もう、俺の力の領域を越えてしまったのか。
なんて、簡単には口に出せない。今現在、ユラは最強の主神ユニバースの実力を軽く凌駕している。
しかも、ユラの力は………まだ、伸び代がある………。
主神は、早めに天界の事を片付けてユラを守らなければと思う。このままでは、竜神として暴走状態を起こすだろう。そうなれば、もう………誰にも止められない。世界は、消滅されるだろう。
「はい、主神様………おやすみなさい。」
ユラは、眠そうに小さくあくびをして横になる。
「おう、おやすみ。」
ユラが、再び深い眠りについたのを見て、主神はため息をつく。そして、決意の眼差しでユラを見た。
「ごめんな………。
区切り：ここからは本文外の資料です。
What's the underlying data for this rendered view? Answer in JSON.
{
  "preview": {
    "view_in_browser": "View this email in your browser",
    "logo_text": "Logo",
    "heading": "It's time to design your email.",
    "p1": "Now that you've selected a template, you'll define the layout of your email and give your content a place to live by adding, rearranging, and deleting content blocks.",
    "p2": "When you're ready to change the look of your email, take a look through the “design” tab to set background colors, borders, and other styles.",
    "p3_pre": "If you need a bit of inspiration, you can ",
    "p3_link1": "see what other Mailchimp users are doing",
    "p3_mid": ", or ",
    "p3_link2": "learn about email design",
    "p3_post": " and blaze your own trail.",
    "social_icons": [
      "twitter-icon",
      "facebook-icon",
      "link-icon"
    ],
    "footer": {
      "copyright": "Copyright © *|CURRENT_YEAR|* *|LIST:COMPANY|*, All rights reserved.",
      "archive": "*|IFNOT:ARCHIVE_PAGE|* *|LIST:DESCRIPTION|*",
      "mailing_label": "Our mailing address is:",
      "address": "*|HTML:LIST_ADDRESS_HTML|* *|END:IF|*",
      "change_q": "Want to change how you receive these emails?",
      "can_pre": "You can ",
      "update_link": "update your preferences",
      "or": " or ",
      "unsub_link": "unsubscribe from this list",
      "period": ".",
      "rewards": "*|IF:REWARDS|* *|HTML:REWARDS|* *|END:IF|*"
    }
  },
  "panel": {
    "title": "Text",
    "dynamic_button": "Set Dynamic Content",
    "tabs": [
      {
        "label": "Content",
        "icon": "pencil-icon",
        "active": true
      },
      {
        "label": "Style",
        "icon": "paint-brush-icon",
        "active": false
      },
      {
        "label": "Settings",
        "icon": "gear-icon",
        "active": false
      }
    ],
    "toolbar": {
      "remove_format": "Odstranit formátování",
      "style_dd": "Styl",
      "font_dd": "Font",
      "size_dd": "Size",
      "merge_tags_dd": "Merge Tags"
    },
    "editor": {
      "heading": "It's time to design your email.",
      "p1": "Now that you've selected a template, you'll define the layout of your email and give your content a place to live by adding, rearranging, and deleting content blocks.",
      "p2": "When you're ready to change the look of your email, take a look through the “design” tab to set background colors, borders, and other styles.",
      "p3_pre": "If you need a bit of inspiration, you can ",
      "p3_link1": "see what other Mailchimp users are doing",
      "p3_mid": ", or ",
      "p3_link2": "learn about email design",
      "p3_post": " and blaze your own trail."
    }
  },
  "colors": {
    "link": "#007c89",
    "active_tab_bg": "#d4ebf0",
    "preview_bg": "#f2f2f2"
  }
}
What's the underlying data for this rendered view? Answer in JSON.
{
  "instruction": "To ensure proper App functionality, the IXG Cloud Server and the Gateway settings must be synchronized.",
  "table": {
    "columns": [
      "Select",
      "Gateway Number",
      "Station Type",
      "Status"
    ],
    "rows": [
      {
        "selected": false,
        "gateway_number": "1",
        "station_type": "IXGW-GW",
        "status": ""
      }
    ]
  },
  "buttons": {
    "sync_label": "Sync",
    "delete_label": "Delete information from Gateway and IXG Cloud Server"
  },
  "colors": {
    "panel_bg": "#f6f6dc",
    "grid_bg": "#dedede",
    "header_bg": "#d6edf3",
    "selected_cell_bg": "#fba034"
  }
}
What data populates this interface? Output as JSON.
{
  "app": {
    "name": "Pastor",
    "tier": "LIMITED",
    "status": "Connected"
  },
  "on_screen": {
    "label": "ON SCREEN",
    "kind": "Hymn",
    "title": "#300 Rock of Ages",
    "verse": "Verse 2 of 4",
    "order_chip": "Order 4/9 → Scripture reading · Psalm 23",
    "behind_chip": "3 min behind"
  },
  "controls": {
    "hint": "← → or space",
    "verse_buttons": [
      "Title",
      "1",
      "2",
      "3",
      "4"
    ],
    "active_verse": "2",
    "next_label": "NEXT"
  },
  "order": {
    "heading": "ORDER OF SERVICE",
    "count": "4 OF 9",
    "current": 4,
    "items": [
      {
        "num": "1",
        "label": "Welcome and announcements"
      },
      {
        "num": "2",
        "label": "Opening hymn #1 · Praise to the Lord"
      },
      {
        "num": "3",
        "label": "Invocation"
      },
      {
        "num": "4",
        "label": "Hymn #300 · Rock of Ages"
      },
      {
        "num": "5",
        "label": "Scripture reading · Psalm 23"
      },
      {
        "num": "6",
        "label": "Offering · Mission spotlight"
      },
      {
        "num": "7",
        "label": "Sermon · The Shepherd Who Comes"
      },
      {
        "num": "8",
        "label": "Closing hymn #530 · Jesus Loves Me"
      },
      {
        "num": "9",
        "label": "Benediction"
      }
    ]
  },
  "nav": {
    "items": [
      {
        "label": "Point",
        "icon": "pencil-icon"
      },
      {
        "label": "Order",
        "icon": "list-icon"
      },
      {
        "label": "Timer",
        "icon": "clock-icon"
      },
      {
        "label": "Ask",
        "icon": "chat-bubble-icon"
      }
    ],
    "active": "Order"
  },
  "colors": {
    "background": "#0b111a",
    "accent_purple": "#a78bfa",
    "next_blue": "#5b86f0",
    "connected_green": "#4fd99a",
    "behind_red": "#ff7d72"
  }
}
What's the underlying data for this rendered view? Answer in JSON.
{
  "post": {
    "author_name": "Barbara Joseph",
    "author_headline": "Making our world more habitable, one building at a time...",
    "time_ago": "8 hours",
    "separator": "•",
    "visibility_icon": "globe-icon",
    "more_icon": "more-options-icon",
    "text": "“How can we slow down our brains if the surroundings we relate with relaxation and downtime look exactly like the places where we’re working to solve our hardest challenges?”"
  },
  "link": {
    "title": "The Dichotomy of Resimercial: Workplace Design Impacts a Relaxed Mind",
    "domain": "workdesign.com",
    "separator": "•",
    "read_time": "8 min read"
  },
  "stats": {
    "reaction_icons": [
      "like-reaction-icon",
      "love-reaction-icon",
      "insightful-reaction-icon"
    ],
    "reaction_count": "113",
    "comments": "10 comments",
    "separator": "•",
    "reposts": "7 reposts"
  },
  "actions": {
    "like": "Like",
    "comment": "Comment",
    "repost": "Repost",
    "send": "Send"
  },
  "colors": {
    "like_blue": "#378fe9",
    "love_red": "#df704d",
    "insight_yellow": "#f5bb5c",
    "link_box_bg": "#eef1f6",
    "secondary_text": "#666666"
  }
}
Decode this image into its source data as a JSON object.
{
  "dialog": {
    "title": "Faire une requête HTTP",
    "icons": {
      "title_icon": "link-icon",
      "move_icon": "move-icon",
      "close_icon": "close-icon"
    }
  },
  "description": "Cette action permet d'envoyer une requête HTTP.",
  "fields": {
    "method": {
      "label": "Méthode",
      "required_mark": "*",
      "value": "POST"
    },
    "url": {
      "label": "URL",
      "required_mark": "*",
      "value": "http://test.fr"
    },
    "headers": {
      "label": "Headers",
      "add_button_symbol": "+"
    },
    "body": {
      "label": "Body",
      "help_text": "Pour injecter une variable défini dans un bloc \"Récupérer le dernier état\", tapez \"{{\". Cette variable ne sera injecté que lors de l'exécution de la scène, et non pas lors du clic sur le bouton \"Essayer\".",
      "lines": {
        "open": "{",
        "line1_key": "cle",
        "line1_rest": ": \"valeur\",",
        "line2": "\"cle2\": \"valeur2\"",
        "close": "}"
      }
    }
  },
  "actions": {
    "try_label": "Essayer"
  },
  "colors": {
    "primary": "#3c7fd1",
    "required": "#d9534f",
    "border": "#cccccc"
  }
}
」
そう言うと、ユラの神力を封じて神眼の力を増やしユラに大きなダメージを与えた。ユラは、激痛に思わず声にならない悲鳴をあげる。そして、抵抗は出来なかった。ユラは、ぐったりとして闇に意識が呑み込まれた。ユラは、悲しみに涙をこぼした。
「何で、ユラにダメージを!?」
「今のユラは、強すぎる。これでは、あいつらの執着を酷くさせるだけだ。俺だって、出来る事なら傷つけたくないよ。だって、我が子だぜ?」
主神は、辛そうな表情で拳を握る。
「……ユラは、大丈夫なんですか?」
「見れば、分かるだろ?重傷だし、暫くは医者としても冒険者としても使い物にはならない。」
主神は、掠れた声で苦しげに答える。
「ユラは、回復しますか?」
「一段落すれば、治しに行くさ。同時に、俺はユラと縁を切る予定だ。だから、帝国の件は任せた。」
カリオスは、静かに頷いてユラを見つめたるのだった。主神は、無言でその場を去った。